I would stifle all the bullshit I would know of others doing to me and to others - or the bullshit in the form of a person operating in this unaccountable way that selfishly does not care how they affect others negatively - causing wounds, chaos, and stress needlessly. The bullshit of playing their games, doing shitty, underhanded things to get what they wanted or some other self-serving motive, to play others just to control and manipulate their power over them, or to play detective just to stroke their egos at how intelligent they are at finding out the lies. So skilled at looking for the lies that they are blinded to the truth.
I would take such abuse not knowing it was abusive treatment at the time and have such a rise of anger within me that got stifled over and over again - being told that my reaction was not valid and brush me off that I had anger issues. I was defined to having anger issues. This had me fear the emotion of anger, to see it as this terrible, hideous, monstrous emotion that makes you in the wrong if you felt an ounce of it. And I was so scared of myself because I had a lot of it deep within my well, and I knew it. I thought that if I didn't talk about it or let it rise to the surface, then no one would know what a terrible, hideous, monstrous person I was.

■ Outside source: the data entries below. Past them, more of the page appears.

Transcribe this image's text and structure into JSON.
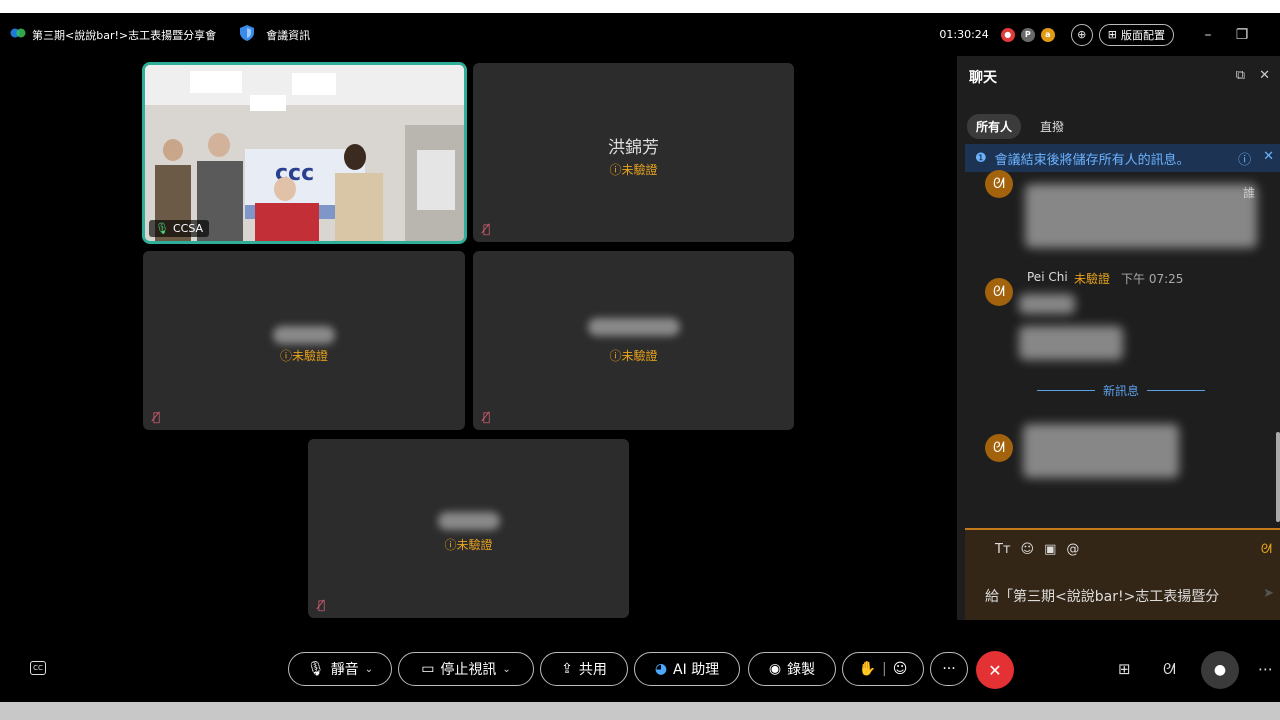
{
  "app": {
    "meeting_title": "第三期<說說bar!>志工表揚暨分享會",
    "meeting_info_label": "會議資訊",
    "timer": "01:30:24",
    "layout_label": "版面配置"
  },
  "tiles": [
    {
      "type": "video",
      "label": "CCSA",
      "video_text": "ccc"
    },
    {
      "type": "avatar",
      "name": "洪錦芳",
      "status": "未驗證"
    },
    {
      "type": "avatar",
      "name": "",
      "status": "未驗證"
    },
    {
      "type": "avatar",
      "name": "",
      "status": "未驗證"
    },
    {
      "type": "avatar",
      "name": "",
      "status": "未驗證"
    }
  ],
  "chat": {
    "title": "聊天",
    "tabs": [
      {
        "label": "所有人",
        "active": true
      },
      {
        "label": "直撥",
        "active": false
      }
    ],
    "banner": "會議結束後將儲存所有人的訊息。",
    "message": {
      "sender": "Pei Chi",
      "status": "未驗證",
      "time": "下午 07:25"
    },
    "truncated_char": "誰",
    "new_messages_label": "新訊息",
    "compose_placeholder": "給「第三期<說說bar!>志工表揚暨分"
  },
  "toolbar": {
    "mute_label": "靜音",
    "stop_video_label": "停止視訊",
    "share_label": "共用",
    "ai_label": "AI 助理",
    "record_label": "錄製",
    "more_label": "···"
  },
  "colors": {
    "accent_teal": "#2fae9a",
    "warning_orange": "#e7a21d",
    "end_red": "#e43134",
    "banner_blue": "#1d3353"
  }
}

I was so scared to be defined by what I was not taught and did not know how to process, how to let it out to breathe and release it, how to be comfortable with what I did not understand as a normal, human emotion. I was made to feel that this emotion was not normal and made me feel as though I was an ugly person full of issues if they saw it come out of me.
Hell yeah, I have been angry because I was not allowed to be angry. And yes, it has resulted in years of issues I have had to work through to undo.
MY INNER CHILD
When someone would piss me off and dismiss me as a young girl, I would storm off to my room just to find myself a sweeping tornado throwing my own precious things about and creating a visible mess of the storm within me. I would sit there on the floor after the flurry of emotions and see what a mess I would make. And then I would cry, quietly coddling myself into my knees at how alone I felt, how misunderstood and invalidated I was, and how ugly I saw myself as with this mess to show for it.

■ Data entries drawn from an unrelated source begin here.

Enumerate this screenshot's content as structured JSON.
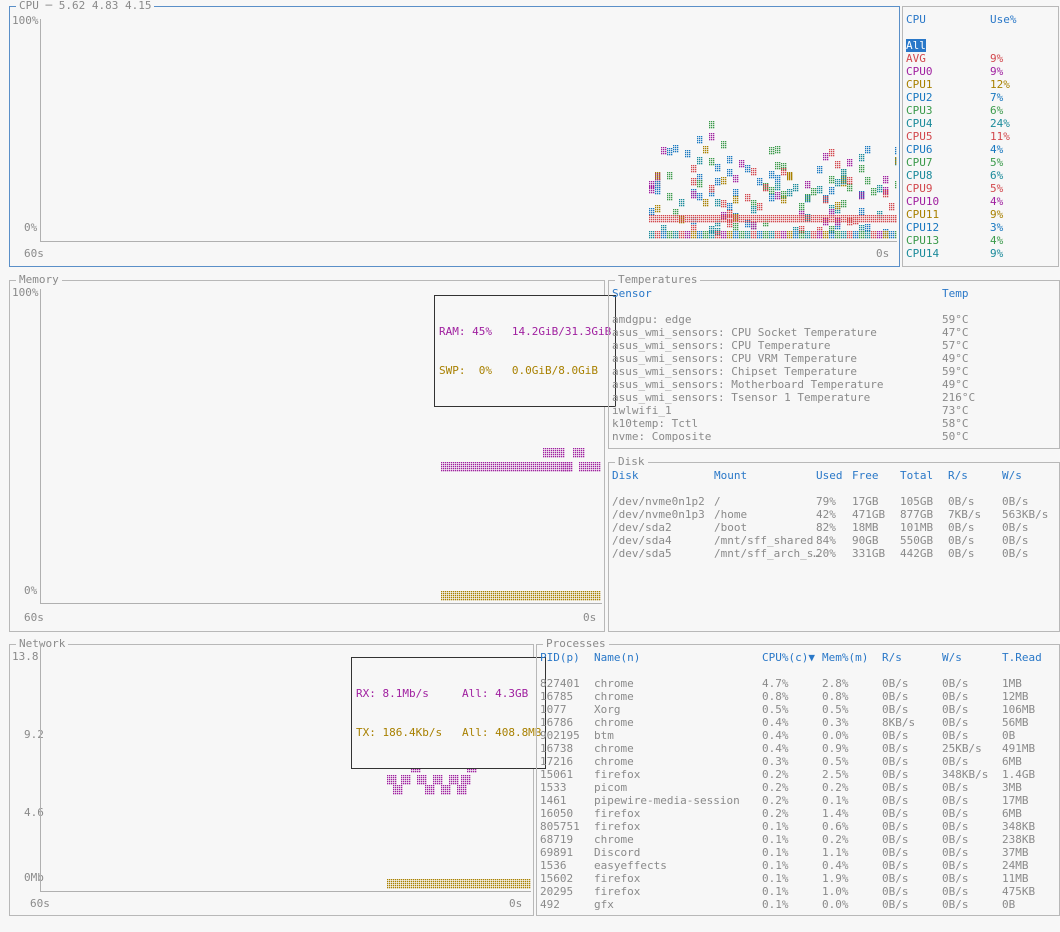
{
  "cpu": {
    "title": "CPU",
    "load": "5.62 4.83 4.15",
    "y_top": "100%",
    "y_bottom": "0%",
    "x_left": "60s",
    "x_right": "0s",
    "list_header": {
      "name": "CPU",
      "use": "Use%"
    },
    "selected": "All",
    "rows": [
      {
        "name": "AVG",
        "use": "9%",
        "color": "#d2484d"
      },
      {
        "name": "CPU0",
        "use": "9%",
        "color": "#a020a0"
      },
      {
        "name": "CPU1",
        "use": "12%",
        "color": "#a88000"
      },
      {
        "name": "CPU2",
        "use": "7%",
        "color": "#1878c0"
      },
      {
        "name": "CPU3",
        "use": "6%",
        "color": "#3a9a4a"
      },
      {
        "name": "CPU4",
        "use": "24%",
        "color": "#1a8a9a"
      },
      {
        "name": "CPU5",
        "use": "11%",
        "color": "#d2484d"
      },
      {
        "name": "CPU6",
        "use": "4%",
        "color": "#1878c0"
      },
      {
        "name": "CPU7",
        "use": "5%",
        "color": "#3a9a4a"
      },
      {
        "name": "CPU8",
        "use": "6%",
        "color": "#1a8a9a"
      },
      {
        "name": "CPU9",
        "use": "5%",
        "color": "#d2484d"
      },
      {
        "name": "CPU10",
        "use": "4%",
        "color": "#a020a0"
      },
      {
        "name": "CPU11",
        "use": "9%",
        "color": "#a88000"
      },
      {
        "name": "CPU12",
        "use": "3%",
        "color": "#1878c0"
      },
      {
        "name": "CPU13",
        "use": "4%",
        "color": "#3a9a4a"
      },
      {
        "name": "CPU14",
        "use": "9%",
        "color": "#1a8a9a"
      }
    ]
  },
  "memory": {
    "title": "Memory",
    "y_top": "100%",
    "y_bottom": "0%",
    "x_left": "60s",
    "x_right": "0s",
    "ram_line": "RAM: 45%   14.2GiB/31.3GiB",
    "swp_line": "SWP:  0%   0.0GiB/8.0GiB",
    "ram_color": "#a020a0",
    "swp_color": "#a88000",
    "ram_pct": 45,
    "swp_pct": 0
  },
  "temperatures": {
    "title": "Temperatures",
    "headers": {
      "sensor": "Sensor",
      "temp": "Temp"
    },
    "rows": [
      {
        "sensor": "amdgpu: edge",
        "temp": "59°C"
      },
      {
        "sensor": "asus_wmi_sensors: CPU Socket Temperature",
        "temp": "47°C"
      },
      {
        "sensor": "asus_wmi_sensors: CPU Temperature",
        "temp": "57°C"
      },
      {
        "sensor": "asus_wmi_sensors: CPU VRM Temperature",
        "temp": "49°C"
      },
      {
        "sensor": "asus_wmi_sensors: Chipset Temperature",
        "temp": "59°C"
      },
      {
        "sensor": "asus_wmi_sensors: Motherboard Temperature",
        "temp": "49°C"
      },
      {
        "sensor": "asus_wmi_sensors: Tsensor 1 Temperature",
        "temp": "216°C"
      },
      {
        "sensor": "iwlwifi_1",
        "temp": "73°C"
      },
      {
        "sensor": "k10temp: Tctl",
        "temp": "58°C"
      },
      {
        "sensor": "nvme: Composite",
        "temp": "50°C"
      }
    ]
  },
  "disk": {
    "title": "Disk",
    "headers": {
      "disk": "Disk",
      "mount": "Mount",
      "used": "Used",
      "free": "Free",
      "total": "Total",
      "rs": "R/s",
      "ws": "W/s"
    },
    "rows": [
      {
        "disk": "/dev/nvme0n1p2",
        "mount": "/",
        "used": "79%",
        "free": "17GB",
        "total": "105GB",
        "rs": "0B/s",
        "ws": "0B/s"
      },
      {
        "disk": "/dev/nvme0n1p3",
        "mount": "/home",
        "used": "42%",
        "free": "471GB",
        "total": "877GB",
        "rs": "7KB/s",
        "ws": "563KB/s"
      },
      {
        "disk": "/dev/sda2",
        "mount": "/boot",
        "used": "82%",
        "free": "18MB",
        "total": "101MB",
        "rs": "0B/s",
        "ws": "0B/s"
      },
      {
        "disk": "/dev/sda4",
        "mount": "/mnt/sff_shared",
        "used": "84%",
        "free": "90GB",
        "total": "550GB",
        "rs": "0B/s",
        "ws": "0B/s"
      },
      {
        "disk": "/dev/sda5",
        "mount": "/mnt/sff_arch_s…",
        "used": "20%",
        "free": "331GB",
        "total": "442GB",
        "rs": "0B/s",
        "ws": "0B/s"
      }
    ]
  },
  "network": {
    "title": "Network",
    "y_ticks": [
      "13.8",
      "9.2",
      "4.6",
      "0Mb"
    ],
    "x_left": "60s",
    "x_right": "0s",
    "rx_line": "RX: 8.1Mb/s     All: 4.3GB",
    "tx_line": "TX: 186.4Kb/s   All: 408.8MB",
    "rx_color": "#a020a0",
    "tx_color": "#a88000"
  },
  "processes": {
    "title": "Processes",
    "headers": {
      "pid": "PID(p)",
      "name": "Name(n)",
      "cpu": "CPU%(c)▼",
      "mem": "Mem%(m)",
      "rs": "R/s",
      "ws": "W/s",
      "tread": "T.Read"
    },
    "rows": [
      {
        "pid": "827401",
        "name": "chrome",
        "cpu": "4.7%",
        "mem": "2.8%",
        "rs": "0B/s",
        "ws": "0B/s",
        "tread": "1MB"
      },
      {
        "pid": "16785",
        "name": "chrome",
        "cpu": "0.8%",
        "mem": "0.8%",
        "rs": "0B/s",
        "ws": "0B/s",
        "tread": "12MB"
      },
      {
        "pid": "1077",
        "name": "Xorg",
        "cpu": "0.5%",
        "mem": "0.5%",
        "rs": "0B/s",
        "ws": "0B/s",
        "tread": "106MB"
      },
      {
        "pid": "16786",
        "name": "chrome",
        "cpu": "0.4%",
        "mem": "0.3%",
        "rs": "8KB/s",
        "ws": "0B/s",
        "tread": "56MB"
      },
      {
        "pid": "902195",
        "name": "btm",
        "cpu": "0.4%",
        "mem": "0.0%",
        "rs": "0B/s",
        "ws": "0B/s",
        "tread": "0B"
      },
      {
        "pid": "16738",
        "name": "chrome",
        "cpu": "0.4%",
        "mem": "0.9%",
        "rs": "0B/s",
        "ws": "25KB/s",
        "tread": "491MB"
      },
      {
        "pid": "17216",
        "name": "chrome",
        "cpu": "0.3%",
        "mem": "0.5%",
        "rs": "0B/s",
        "ws": "0B/s",
        "tread": "6MB"
      },
      {
        "pid": "15061",
        "name": "firefox",
        "cpu": "0.2%",
        "mem": "2.5%",
        "rs": "0B/s",
        "ws": "348KB/s",
        "tread": "1.4GB"
      },
      {
        "pid": "1533",
        "name": "picom",
        "cpu": "0.2%",
        "mem": "0.2%",
        "rs": "0B/s",
        "ws": "0B/s",
        "tread": "3MB"
      },
      {
        "pid": "1461",
        "name": "pipewire-media-session",
        "cpu": "0.2%",
        "mem": "0.1%",
        "rs": "0B/s",
        "ws": "0B/s",
        "tread": "17MB"
      },
      {
        "pid": "16050",
        "name": "firefox",
        "cpu": "0.2%",
        "mem": "1.4%",
        "rs": "0B/s",
        "ws": "0B/s",
        "tread": "6MB"
      },
      {
        "pid": "805751",
        "name": "firefox",
        "cpu": "0.1%",
        "mem": "0.6%",
        "rs": "0B/s",
        "ws": "0B/s",
        "tread": "348KB"
      },
      {
        "pid": "68719",
        "name": "chrome",
        "cpu": "0.1%",
        "mem": "0.2%",
        "rs": "0B/s",
        "ws": "0B/s",
        "tread": "238KB"
      },
      {
        "pid": "69891",
        "name": "Discord",
        "cpu": "0.1%",
        "mem": "1.1%",
        "rs": "0B/s",
        "ws": "0B/s",
        "tread": "37MB"
      },
      {
        "pid": "1536",
        "name": "easyeffects",
        "cpu": "0.1%",
        "mem": "0.4%",
        "rs": "0B/s",
        "ws": "0B/s",
        "tread": "24MB"
      },
      {
        "pid": "15602",
        "name": "firefox",
        "cpu": "0.1%",
        "mem": "1.9%",
        "rs": "0B/s",
        "ws": "0B/s",
        "tread": "11MB"
      },
      {
        "pid": "20295",
        "name": "firefox",
        "cpu": "0.1%",
        "mem": "1.0%",
        "rs": "0B/s",
        "ws": "0B/s",
        "tread": "475KB"
      },
      {
        "pid": "492",
        "name": "gfx",
        "cpu": "0.1%",
        "mem": "0.0%",
        "rs": "0B/s",
        "ws": "0B/s",
        "tread": "0B"
      }
    ]
  }
}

Stifling my anger deep down inside of me only resulted in the anger coming forth in an extreme manner, turning such an emotion truly into a monster that was to be feared.

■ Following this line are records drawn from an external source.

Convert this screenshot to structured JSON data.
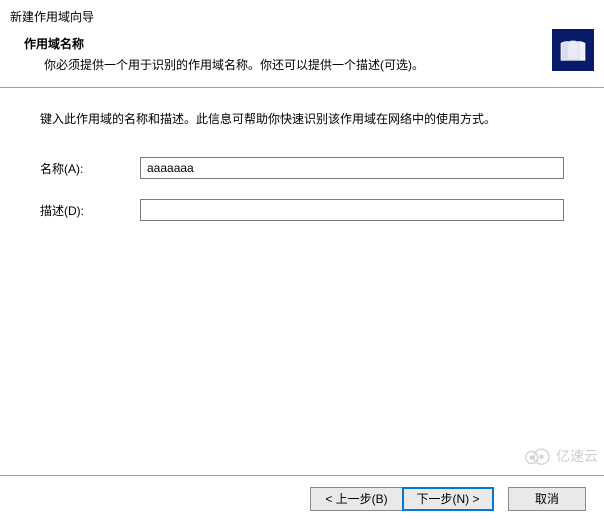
{
  "window": {
    "title": "新建作用域向导"
  },
  "header": {
    "title": "作用域名称",
    "subtitle": "你必须提供一个用于识别的作用域名称。你还可以提供一个描述(可选)。"
  },
  "content": {
    "instruction": "键入此作用域的名称和描述。此信息可帮助你快速识别该作用域在网络中的使用方式。",
    "fields": {
      "name": {
        "label": "名称(A):",
        "value": "aaaaaaa",
        "placeholder": ""
      },
      "desc": {
        "label": "描述(D):",
        "value": "",
        "placeholder": ""
      }
    }
  },
  "footer": {
    "back": "< 上一步(B)",
    "next": "下一步(N) >",
    "cancel": "取消"
  },
  "watermark": {
    "text": "亿速云"
  }
}
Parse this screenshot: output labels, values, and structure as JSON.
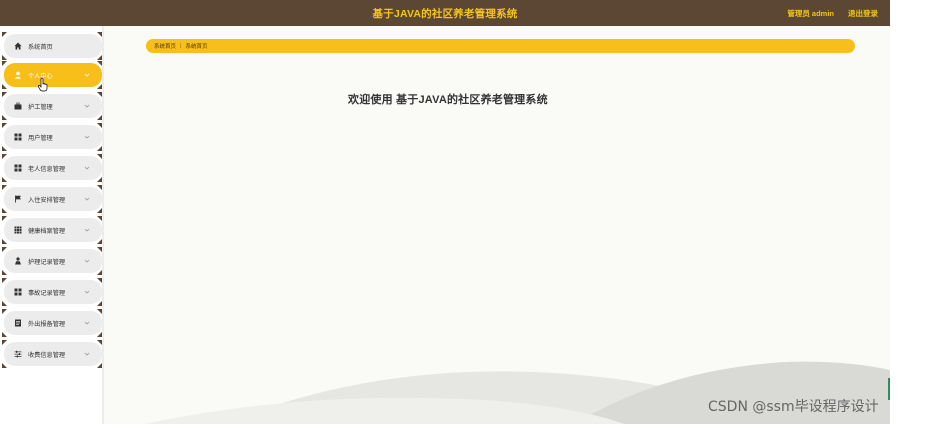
{
  "header": {
    "title": "基于JAVA的社区养老管理系统",
    "user": "管理员 admin",
    "logout": "退出登录"
  },
  "sidebar": {
    "items": [
      {
        "label": "系统首页",
        "icon": "home-icon",
        "active": false
      },
      {
        "label": "个人中心",
        "icon": "user-icon",
        "active": true
      },
      {
        "label": "护工管理",
        "icon": "briefcase-icon",
        "active": false
      },
      {
        "label": "用户管理",
        "icon": "grid-icon",
        "active": false
      },
      {
        "label": "老人信息管理",
        "icon": "grid-icon",
        "active": false
      },
      {
        "label": "入住安排管理",
        "icon": "flag-icon",
        "active": false
      },
      {
        "label": "健康档案管理",
        "icon": "table-icon",
        "active": false
      },
      {
        "label": "护理记录管理",
        "icon": "person-icon",
        "active": false
      },
      {
        "label": "事故记录管理",
        "icon": "grid-icon",
        "active": false
      },
      {
        "label": "外出报备管理",
        "icon": "document-icon",
        "active": false
      },
      {
        "label": "收费信息管理",
        "icon": "sliders-icon",
        "active": false
      }
    ]
  },
  "breadcrumb": {
    "items": [
      "系统首页",
      "系统首页"
    ],
    "separator": "|"
  },
  "main": {
    "welcome": "欢迎使用 基于JAVA的社区养老管理系统"
  },
  "watermark": "CSDN @ssm毕设程序设计",
  "colors": {
    "header_bg": "#5c4734",
    "accent": "#f8bf1a",
    "menu_bg": "#ececec",
    "title_text": "#f5c518"
  }
}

I would make an angry mess - my hurricane sweeping in with everything strewn about - just to pick up the pieces of everything to put it all back together again. My room was my peaceful sanctuary, and yet it was my very hell at those times.
I now understand that what we hold within is reflected externally in our physical world. We cannot create a place of peace, a place of rest, a sanctuary if we do not house that within.
I have learned to create my heaven by having gone through the turmoil of my own inner hells.
THE GROWTH
I was not validated in much of my most challenging circumstances or traumatic life events.
It caused a lot of doubt within myself, a lot of anger. To feel like I wasn't heard and never will be - simply dismissed, scoffed at, and even made into a laughingstock. It left me confused like perhaps I was lying to myself when trying to explain my truths, or convincing myself that I was just a stupid child who did not know what I was talking about.
I now thank all those who did not believe me, hear me, validate me - for it taught me to do it for myself.
I believe my truths, I hear my story, and I validate all my experiences for I am this woman who can stand on my own two feet even amidst a swirling storm today because of it all. I learned to find this within myself, to trust myself in knowing I understood the truth of a matter with clarity, and assert myself more confidently when it was deemed necessary. To recognize the source of my anger and be able to undo a childhood upbringing of damage to heal my soul for the sake of my children's present and future.
My children do not need a mother who allows my tornadoes to sweep them up with me, but rather - I am entrusted to be their protector from such storms that they may experience within their little souls as they grow. I am now gifted with the experience to impart how to calm such storms that rile us up, to be a pillar of emotional maturity and stability for my little ones.
I will continually work on my inner child issues so that I may gift my adult life to better the next generation - through my children living it on, and for their children - in building a better generation of healed souls of the future.
May you coddle your inner child and grow from it, shedding the layers not conducive to your soul thriving - and be one more healed soul to be the gift for the future.